The "bomb cyclone" was still heading for other Midwest states on Thursday, March 14, causing tornado watches in the following states: Arkansas, Mississippi, and Tennessee. With Colorado and Texas being seen as the hardest hit, many schools are closed or without power.
Denver, the city hardest hit by the story system, is suffering from 45 inches of snow, although there are blizzard and avalanche warnings throughout Colorado. In South Dakota, where there are at least 15 inches of snow, state offices have been closed in over 39 counties.
At least one person has died, two are missing, and over 900 are staying inside temporary shelters.

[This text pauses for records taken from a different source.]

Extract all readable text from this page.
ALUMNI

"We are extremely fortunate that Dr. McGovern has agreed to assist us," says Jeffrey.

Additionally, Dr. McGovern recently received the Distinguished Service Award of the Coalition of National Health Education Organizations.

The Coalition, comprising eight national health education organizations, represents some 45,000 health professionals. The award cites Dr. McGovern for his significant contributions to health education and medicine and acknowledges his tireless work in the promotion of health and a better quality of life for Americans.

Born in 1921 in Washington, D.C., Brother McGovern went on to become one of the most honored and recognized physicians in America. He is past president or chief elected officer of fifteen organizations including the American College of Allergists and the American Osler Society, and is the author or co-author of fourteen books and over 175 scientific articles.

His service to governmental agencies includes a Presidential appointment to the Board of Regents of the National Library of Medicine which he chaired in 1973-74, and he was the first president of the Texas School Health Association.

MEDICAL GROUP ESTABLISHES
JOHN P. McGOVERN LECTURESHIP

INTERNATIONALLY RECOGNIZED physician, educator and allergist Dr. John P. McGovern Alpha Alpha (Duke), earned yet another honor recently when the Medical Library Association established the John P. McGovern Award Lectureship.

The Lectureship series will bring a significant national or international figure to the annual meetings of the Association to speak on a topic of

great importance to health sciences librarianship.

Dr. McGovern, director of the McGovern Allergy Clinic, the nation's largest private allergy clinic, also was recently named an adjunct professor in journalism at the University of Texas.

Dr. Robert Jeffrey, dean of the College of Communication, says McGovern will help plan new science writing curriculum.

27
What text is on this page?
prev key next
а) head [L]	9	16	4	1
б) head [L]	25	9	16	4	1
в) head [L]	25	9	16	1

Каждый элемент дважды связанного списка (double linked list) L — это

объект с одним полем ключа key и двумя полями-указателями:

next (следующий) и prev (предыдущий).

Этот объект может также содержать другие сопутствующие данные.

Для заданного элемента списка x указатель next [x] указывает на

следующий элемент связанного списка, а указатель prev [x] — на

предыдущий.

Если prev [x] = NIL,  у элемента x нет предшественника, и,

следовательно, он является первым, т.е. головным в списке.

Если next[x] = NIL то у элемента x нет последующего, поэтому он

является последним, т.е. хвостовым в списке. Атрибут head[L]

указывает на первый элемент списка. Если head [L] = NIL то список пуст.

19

With roughly 175,000 people without power, the rate of suffering from cold and freezing waters is rising.
Many say that Denver International Airport was hit the hardest. There, rescuers and airport workers are handing out blankets and supplies to those stuck at the airport because the flights were delayed.
Located in Nebraska, Offutt Air Force Base, which is a key factor in America's nuclear attack responses, has suffered devastating flooding. Flood waters covered nearly 3,000 feet of the 11,700 foot runway, and 60 buildings in the southern part of the base were flooded, as well, 30 of which had at least eight feet of water inside of them.